Certains experts estiment que Macron a pris une telle décision par souci d’affaiblir le parti rival, le Rassemblement National, dirigé par Marine Le Pen qui est plus proche de la Russie en termes de positions ce qui revient à dire que la démarche macronienne, plutôt que d’être conforme aux intérêts français, répondrait à l’agenda américaine.

En réalité, les soldats européens stationnés à l’ouest du Dniepr ne pourraient plus envoyer le message qu’ils n’ont pas l’intention de tuer des soldats russes et qu’ils sont en sécurité face aux menaces russes. Si la France décide seule ou avec certains de ses alliés d’envoyer des forces en Ukraine, la réaction de la Russie sera probablement très forte. Maria Zakharova, porte-parole du ministère russe des Affaires étrangères, a mis en garde la France la semaine dernière, soulignant que si les forces françaises étaient présentes dans les zones de combat en Ukraine, l’armée russe les considérerait comme des cibles. Zakharova a insisté sur le fait que Macron décrit ce mouvement comme une tentative de créer une sorte d’ « ambiguïté stratégique » pour la Russie.

Selon la porte-parole, malheureusement, nous devons nous attendre à ce que Macron soit déçu. Selon Zakharova, les conditions sont claires comme le jour. Elle a également ajouté qu’en outre, il y a longtemps que nous avons pris une décision sur cette question. Si les Français sont vus dans les zones de combat, ils deviendront inévitablement des cibles pour les forces armées russes. Personnellement, je crois que Paris a déjà reçu des signaux à ce sujet.

Dmitry Medvedev, ancien président et actuel vice-président du Conseil de sécurité nationale russe, a également écrit sur le réseau social X que l’envoi de troupes sur le sol ukrainien conduirait ces pays à entrer directement en guerre, et nous sommes obligés de répondre à cela. Il a ensuite mis en garde en disant que le « regret » du Kremlin ne se limitera pas à la seule terre ukrainienne. Medvedev a averti les autorités décisionnelles aux États-Unis, en France et au Royaume-Uni : « Ceux qui se trouvent dans le bâtiment du Congrès, à l’Élysée ou au 10 Downing Street (résidence du Premier ministre britannique) ne seront pas en sécurité. »

Face à cette menace, la France n’a pas beaucoup d’options pour agir dans ce domaine. Si la France envisage d’envoyer des forces militaires en Ukraine par le biais de l’OTAN, il faudra un consensus qui n’est actuellement pas réalisable et il semble improbable qu’un tel consensus soit atteint dans un avenir proche en raison du risque de confrontation militaire directe avec la Russie.

Si Paris envisage d’envoyer des forces par le biais de l’Union européenne, non seulement elle sera confrontée à une opposition significative de pays comme la Hongrie, mais ses alliés proches ne seront pas disposés à soutenir cette idée dans les conditions actuelles.

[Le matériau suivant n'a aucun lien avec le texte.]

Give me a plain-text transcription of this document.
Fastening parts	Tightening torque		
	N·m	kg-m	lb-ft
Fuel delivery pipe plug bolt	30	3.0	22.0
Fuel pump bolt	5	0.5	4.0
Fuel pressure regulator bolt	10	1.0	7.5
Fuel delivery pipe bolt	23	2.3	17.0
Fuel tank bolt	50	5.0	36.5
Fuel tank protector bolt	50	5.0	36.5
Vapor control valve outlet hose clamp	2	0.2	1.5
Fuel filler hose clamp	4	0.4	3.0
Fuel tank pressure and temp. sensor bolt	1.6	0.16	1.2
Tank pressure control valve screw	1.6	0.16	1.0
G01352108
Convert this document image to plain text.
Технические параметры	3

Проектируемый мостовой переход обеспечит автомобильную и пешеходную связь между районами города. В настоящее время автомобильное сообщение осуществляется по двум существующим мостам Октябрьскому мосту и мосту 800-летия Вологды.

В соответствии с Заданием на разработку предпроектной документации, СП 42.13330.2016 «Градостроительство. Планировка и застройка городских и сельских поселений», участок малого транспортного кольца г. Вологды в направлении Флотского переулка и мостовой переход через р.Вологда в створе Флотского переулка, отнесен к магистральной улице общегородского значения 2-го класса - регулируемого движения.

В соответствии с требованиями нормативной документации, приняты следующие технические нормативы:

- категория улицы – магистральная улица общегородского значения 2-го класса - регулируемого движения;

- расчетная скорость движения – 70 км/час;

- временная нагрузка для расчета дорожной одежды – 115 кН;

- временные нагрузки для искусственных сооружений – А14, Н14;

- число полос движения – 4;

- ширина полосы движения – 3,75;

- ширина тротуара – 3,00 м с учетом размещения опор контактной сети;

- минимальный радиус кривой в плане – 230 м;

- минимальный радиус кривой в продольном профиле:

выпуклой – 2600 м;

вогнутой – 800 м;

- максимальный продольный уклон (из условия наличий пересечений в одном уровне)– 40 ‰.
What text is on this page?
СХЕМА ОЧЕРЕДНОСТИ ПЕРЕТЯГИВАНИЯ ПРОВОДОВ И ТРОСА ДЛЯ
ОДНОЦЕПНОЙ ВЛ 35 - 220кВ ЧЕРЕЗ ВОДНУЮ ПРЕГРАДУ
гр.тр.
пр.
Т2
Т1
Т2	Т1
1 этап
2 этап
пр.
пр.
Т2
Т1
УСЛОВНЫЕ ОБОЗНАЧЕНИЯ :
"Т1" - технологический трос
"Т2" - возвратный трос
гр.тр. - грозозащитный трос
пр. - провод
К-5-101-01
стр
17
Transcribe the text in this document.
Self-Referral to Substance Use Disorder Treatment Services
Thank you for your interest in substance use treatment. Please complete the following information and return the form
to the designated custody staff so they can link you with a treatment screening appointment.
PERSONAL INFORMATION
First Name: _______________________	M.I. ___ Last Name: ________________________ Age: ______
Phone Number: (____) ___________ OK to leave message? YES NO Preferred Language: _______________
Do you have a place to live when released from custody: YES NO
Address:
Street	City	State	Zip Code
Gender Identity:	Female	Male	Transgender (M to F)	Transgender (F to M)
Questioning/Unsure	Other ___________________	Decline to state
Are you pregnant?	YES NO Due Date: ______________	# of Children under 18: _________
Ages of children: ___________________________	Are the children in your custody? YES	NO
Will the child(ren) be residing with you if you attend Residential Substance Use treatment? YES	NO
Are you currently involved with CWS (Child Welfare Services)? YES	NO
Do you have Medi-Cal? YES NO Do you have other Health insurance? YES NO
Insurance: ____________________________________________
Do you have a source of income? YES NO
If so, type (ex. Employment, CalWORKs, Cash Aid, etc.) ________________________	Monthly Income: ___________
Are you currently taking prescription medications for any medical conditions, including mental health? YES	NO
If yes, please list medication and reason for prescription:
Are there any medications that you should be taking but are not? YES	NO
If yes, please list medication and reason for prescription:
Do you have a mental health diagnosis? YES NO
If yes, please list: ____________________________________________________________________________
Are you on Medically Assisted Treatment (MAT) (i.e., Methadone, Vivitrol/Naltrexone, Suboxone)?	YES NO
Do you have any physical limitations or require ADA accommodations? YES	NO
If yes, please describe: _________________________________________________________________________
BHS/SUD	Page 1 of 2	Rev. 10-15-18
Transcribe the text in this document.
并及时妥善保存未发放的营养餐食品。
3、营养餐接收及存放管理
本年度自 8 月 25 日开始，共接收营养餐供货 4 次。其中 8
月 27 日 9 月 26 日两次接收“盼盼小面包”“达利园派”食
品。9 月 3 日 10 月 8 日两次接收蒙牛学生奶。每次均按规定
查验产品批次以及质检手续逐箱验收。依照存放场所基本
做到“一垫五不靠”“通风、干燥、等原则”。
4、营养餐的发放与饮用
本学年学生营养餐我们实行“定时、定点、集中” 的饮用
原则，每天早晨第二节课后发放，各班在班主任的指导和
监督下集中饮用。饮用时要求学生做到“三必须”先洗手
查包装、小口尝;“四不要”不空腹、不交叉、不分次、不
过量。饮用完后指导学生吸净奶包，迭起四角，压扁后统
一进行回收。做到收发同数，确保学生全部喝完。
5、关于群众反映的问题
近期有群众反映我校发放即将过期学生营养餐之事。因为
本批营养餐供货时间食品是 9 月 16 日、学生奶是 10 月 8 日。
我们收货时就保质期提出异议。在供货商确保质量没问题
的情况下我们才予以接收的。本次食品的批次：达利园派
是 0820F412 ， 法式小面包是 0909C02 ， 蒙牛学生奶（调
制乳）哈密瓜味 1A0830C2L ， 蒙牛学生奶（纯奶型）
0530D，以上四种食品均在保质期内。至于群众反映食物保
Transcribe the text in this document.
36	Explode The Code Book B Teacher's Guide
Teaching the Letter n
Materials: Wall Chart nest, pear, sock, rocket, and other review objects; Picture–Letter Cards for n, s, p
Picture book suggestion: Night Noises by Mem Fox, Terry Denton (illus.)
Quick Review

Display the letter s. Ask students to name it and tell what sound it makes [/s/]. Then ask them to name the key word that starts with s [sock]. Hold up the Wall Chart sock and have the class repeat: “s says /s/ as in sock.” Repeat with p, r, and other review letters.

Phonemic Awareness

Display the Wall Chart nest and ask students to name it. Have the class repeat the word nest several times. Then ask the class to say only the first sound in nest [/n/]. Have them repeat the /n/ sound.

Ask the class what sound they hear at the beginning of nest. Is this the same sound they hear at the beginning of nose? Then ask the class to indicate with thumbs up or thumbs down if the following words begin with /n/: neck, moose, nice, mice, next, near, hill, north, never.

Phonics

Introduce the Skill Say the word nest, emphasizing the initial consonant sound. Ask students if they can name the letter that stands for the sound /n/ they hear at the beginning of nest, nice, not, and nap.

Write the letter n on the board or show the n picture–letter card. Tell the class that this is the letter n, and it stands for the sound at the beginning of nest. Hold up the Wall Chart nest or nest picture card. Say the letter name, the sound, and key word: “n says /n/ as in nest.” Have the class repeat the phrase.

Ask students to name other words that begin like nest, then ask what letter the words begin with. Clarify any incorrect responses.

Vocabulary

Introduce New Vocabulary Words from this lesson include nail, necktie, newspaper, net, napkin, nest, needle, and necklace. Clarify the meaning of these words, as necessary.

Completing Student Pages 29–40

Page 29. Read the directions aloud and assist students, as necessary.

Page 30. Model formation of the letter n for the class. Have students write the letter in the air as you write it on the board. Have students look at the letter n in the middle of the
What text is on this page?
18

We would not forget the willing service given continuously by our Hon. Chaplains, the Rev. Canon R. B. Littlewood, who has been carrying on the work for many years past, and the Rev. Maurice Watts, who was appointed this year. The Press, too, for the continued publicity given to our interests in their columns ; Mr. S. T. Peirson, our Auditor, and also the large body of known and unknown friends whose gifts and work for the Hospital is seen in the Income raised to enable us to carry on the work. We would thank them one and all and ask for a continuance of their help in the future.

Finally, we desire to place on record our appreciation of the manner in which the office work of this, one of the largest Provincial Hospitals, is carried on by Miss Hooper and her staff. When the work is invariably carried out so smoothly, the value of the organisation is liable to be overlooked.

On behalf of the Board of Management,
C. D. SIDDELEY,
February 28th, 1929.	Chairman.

La seule option pour la France dans ce domaine est une action commune avec un nombre limité de pays favorables à cette initiative, ce qui ne semble pas pratique pour le moment.

D’autre part, la Russie a maintes fois menacé d’utiliser des armes nucléaires si elle se sentait confrontée à une menace existentielle, et l’idée de la France d’envoyer des troupes, tout en augmentant considérablement les tensions entre la Russie et l’Occident, ne bénéficie pas du soutien de nombreux pays pour être un moyen de dissuasion contre Moscou.